Because there was a very strict time limit on the internet connection, and the duo was also scheduled to perform within this time frame, I had to improvise a bit and had to choose the most relevant questions on my list. After the performance I had the opportunity to ask Alan Courtis some more questions, but unfortunately the structure of the interview was ruined. On the other hand, there is no shortage of topics for discussion with Reynols, and the audience seems to have appreciated our conversation.
What worked well, despite the time limits, was the performance, synchronized from Mechelen and Buenos Aires. I assume that such a performance from two locations was not a scoop for Reynols, especially not in the aftermath of Covid, but it fits perfectly within the group's philosophy. Laurent Cartuyvels and Tony Van Dorst had the ingenuity to ask Courtis if they were permitted to record the performance, and so their recordings ended up being released in the form of a mini-CD -a 3" CDR – I can't remember how long ago it was that I heard of this format – with TQ Zine 64 as a bonus.

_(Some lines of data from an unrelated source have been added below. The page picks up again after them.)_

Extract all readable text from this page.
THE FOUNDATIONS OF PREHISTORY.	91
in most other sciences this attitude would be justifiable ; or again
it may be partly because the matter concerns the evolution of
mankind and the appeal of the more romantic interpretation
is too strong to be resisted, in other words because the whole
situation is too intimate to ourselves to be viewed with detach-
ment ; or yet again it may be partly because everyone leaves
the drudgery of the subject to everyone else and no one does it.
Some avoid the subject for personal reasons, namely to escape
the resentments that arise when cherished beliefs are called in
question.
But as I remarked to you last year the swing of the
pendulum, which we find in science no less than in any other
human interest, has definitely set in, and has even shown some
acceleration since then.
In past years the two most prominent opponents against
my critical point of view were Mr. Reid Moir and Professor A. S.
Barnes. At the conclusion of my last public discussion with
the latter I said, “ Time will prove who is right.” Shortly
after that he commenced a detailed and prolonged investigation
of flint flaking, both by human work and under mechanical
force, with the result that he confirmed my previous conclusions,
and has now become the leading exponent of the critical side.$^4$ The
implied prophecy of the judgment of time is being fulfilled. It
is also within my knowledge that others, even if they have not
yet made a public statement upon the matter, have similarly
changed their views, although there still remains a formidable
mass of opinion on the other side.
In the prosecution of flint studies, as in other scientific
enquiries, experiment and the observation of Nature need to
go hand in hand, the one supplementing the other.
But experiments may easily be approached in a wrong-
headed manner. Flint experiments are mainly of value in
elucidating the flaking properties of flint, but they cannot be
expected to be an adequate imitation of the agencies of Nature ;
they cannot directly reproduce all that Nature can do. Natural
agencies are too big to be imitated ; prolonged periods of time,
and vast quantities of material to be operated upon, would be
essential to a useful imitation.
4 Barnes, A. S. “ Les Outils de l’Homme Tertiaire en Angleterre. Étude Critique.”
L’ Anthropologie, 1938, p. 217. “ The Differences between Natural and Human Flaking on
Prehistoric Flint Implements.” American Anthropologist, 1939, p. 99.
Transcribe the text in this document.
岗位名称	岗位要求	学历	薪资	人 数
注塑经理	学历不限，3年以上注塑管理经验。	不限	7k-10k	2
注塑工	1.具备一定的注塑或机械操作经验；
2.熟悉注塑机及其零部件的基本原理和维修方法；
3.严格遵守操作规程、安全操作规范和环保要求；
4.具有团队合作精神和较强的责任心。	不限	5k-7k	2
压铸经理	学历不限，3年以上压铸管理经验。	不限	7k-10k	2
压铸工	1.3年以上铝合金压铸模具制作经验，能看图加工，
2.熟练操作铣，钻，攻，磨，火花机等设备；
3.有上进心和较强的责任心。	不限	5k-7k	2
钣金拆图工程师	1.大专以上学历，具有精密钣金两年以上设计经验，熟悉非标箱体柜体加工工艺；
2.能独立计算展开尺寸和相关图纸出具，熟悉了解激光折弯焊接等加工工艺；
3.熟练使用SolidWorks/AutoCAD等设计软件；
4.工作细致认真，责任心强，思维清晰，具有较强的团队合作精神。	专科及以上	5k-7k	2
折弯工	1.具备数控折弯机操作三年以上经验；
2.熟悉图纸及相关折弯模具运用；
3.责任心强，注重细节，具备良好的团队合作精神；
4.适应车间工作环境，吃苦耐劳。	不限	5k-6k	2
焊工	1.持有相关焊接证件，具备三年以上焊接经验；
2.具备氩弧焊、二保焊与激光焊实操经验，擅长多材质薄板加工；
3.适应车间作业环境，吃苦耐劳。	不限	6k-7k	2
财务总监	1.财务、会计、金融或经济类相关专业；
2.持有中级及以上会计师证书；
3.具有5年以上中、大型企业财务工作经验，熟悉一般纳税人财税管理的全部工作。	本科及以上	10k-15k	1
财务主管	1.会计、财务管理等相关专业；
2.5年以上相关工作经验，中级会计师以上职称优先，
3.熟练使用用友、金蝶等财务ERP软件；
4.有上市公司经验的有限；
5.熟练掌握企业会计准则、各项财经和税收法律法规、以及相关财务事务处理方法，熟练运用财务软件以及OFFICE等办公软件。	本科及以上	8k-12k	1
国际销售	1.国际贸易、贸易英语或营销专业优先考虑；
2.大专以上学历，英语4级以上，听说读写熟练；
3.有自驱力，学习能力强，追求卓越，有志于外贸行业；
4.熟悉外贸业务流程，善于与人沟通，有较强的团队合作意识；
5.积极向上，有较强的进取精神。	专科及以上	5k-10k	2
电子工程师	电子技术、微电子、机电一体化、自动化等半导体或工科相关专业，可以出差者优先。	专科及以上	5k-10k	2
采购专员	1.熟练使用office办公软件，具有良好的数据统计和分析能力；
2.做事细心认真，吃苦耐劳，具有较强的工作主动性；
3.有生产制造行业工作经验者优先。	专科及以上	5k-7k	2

On Discogs I count 73 releases by the group, but that is without a doubt a gross underestimation. I've listened to quite a few of the group's more relevant works online, but this 3” CDR is the only physical record I own of the band. The exact quantity of this CDR release is unknown to me, but we do know that Courtis suggested that a minimum of three should be printed, so that this edition could also appear on Discogs.
The CDR contains an improvisation of about 17 minutes. It starts with a pre-recorded drum rhythm, of which it is initially unclear whether it comes from Miguel Tomasín, spiritual architect, drummer and singer of Reynols. Tomasín met Courtis and Conlazo during an improvisation session for people with disabilities. He introduced himself as the best drummer in the world and was promptly declared the figurehead of Reynols.
Within Reynols, Tomasín played an important role for many years, and his absurd view of the world inspired many of the band’s experiments. But Courtis emphasized that Tomasín’s role had been purely spiritual for some time, and that the group existed before Tomasín joined. In any case, Reynols was probably the first group with a frontman with Down syndrome.
Both guitarists go wild on the recording, which adds an additional dose of chaos. I can hear organ on the backing track, but also chaotic vocals, which perhaps, like the drums, come from Tomasín. Tomasín is therefore credited as contributing from ‘Space / Minecxio’. But whether it is really his contribution, and where and when it was recorded, I fear will remain a mystery for a long time.
I hope I haven't made you too eager to listen to this recording, because unfortunately it is only available to TQ Zine subscribers, and to myself as a rare exception. It's a recording of pure chaotic absurdity, and you can console yourself by listening to a lot of other and equally absurd recordings by Reynols. But if you want to listen specifically to this recording, you're in for a tough job.
PS: thanks to Tony Van Dorst for sending me the issue of TQ Zine and for helping me with the translation of this article.